Cosa sapere in breve
- I certificati bianchi (TEE) certificano il risparmio energetico ottenuto con un progetto;
- li emette il GSE: un titolo per ogni tep risparmiata;
- i distributori con almeno 50.000 utenti hanno obiettivi annuali obbligatori;
- altri soggetti (ESCo, imprese con energy manager…) possono ottenerli in modo volontario;
- i titoli si scambiano su un mercato gestito dal GME o con contratti bilaterali.
Cosa sono e come si ottengono
I certificati bianchi sono titoli che il GSE (Gestore dei Servizi Energetici) emette in favore dei soggetti che raggiungono obiettivi di risparmio energetico tramite un progetto approvato. Il criterio è semplice: per ogni tep (tonnellata equivalente di petrolio) risparmiata viene riconosciuto un TEE (Titolo di Efficienza Energetica). È uno dei principali meccanismi di incentivazione dell'efficienza in Italia.
Chi è obbligato e chi può partecipare
I distributori di energia elettrica e/o gas con almeno 50.000 utenti connessi alla propria rete sono tenuti a raggiungere ogni anno un obiettivo di risparmio; il mancato raggiungimento comporta sanzioni dell'Autorità. Oltre agli obbligati, possono realizzare progetti e ottenere certificati anche diversi soggetti volontari:
- le Società di Servizi Energetici (ESCo);
- le società con obbligo di nomina dell'energy manager;
- i distributori non soggetti all'obbligo e le società controllate dagli obbligati;
- le imprese di industria, terziario, agricoltura e servizi con un responsabile per l'uso dell'energia o certificate ISO 50001.
Il mercato dei certificati
Il mercato dei TEE mette in contatto chi deve acquistare titoli (i soggetti obbligati in deficit) e chi ne ha in eccesso da cedere (distributori e soggetti volontari).

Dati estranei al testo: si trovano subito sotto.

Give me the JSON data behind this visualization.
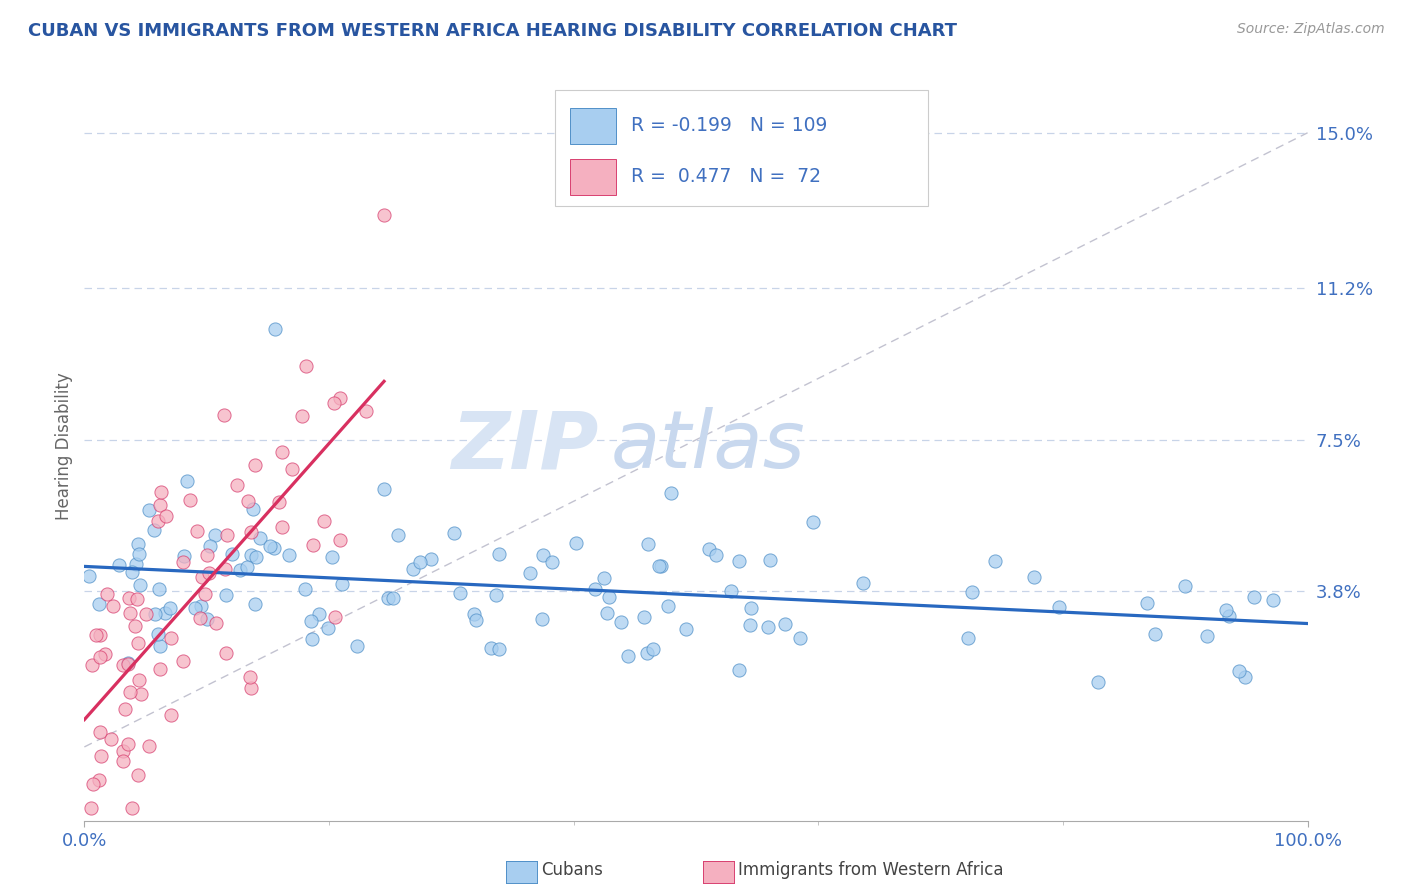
{
  "title": "CUBAN VS IMMIGRANTS FROM WESTERN AFRICA HEARING DISABILITY CORRELATION CHART",
  "source": "Source: ZipAtlas.com",
  "ylabel": "Hearing Disability",
  "xlim": [
    0.0,
    1.0
  ],
  "ylim": [
    -0.018,
    0.165
  ],
  "yticks": [
    0.038,
    0.075,
    0.112,
    0.15
  ],
  "ytick_labels": [
    "3.8%",
    "7.5%",
    "11.2%",
    "15.0%"
  ],
  "xtick_labels": [
    "0.0%",
    "100.0%"
  ],
  "cubans_fill": "#a8cef0",
  "cubans_edge": "#5090c8",
  "wa_fill": "#f5b0c0",
  "wa_edge": "#d84070",
  "trend_cuban_color": "#2868c0",
  "trend_wa_color": "#d83060",
  "ref_line_color": "#b8b8c8",
  "grid_color": "#c8d4e8",
  "R_cuban": -0.199,
  "N_cuban": 109,
  "R_wa": 0.477,
  "N_wa": 72,
  "bg_color": "#ffffff",
  "title_color": "#2855a0",
  "axis_label_color": "#4070c0",
  "watermark_zip_color": "#d8e4f4",
  "watermark_atlas_color": "#c8d8ee",
  "legend_border_color": "#cccccc",
  "bottom_legend_text_color": "#444444"
}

In Italia la piattaforma di compravendita è gestita dal GME (Gestore dei Mercati Energetici), che tiene il registro dei titoli e ne traccia i movimenti. In alternativa allo scambio sul mercato, i titoli possono essere ceduti tramite contratti bilaterali.
Domande frequenti
Sono i Titoli di Efficienza Energetica (TEE), emessi dal GSE a chi realizza interventi di risparmio: un titolo per ogni tep risparmiata. Incentivano l'efficienza energetica.
I distributori di luce e gas con almeno 50.000 utenti hanno obiettivi annuali obbligatori. Altri soggetti, come ESCo e imprese con energy manager, possono ottenerli volontariamente.
Su un mercato dedicato gestito dal GME, che tiene il registro dei titoli, oppure tramite contratti bilaterali tra i soggetti interessati.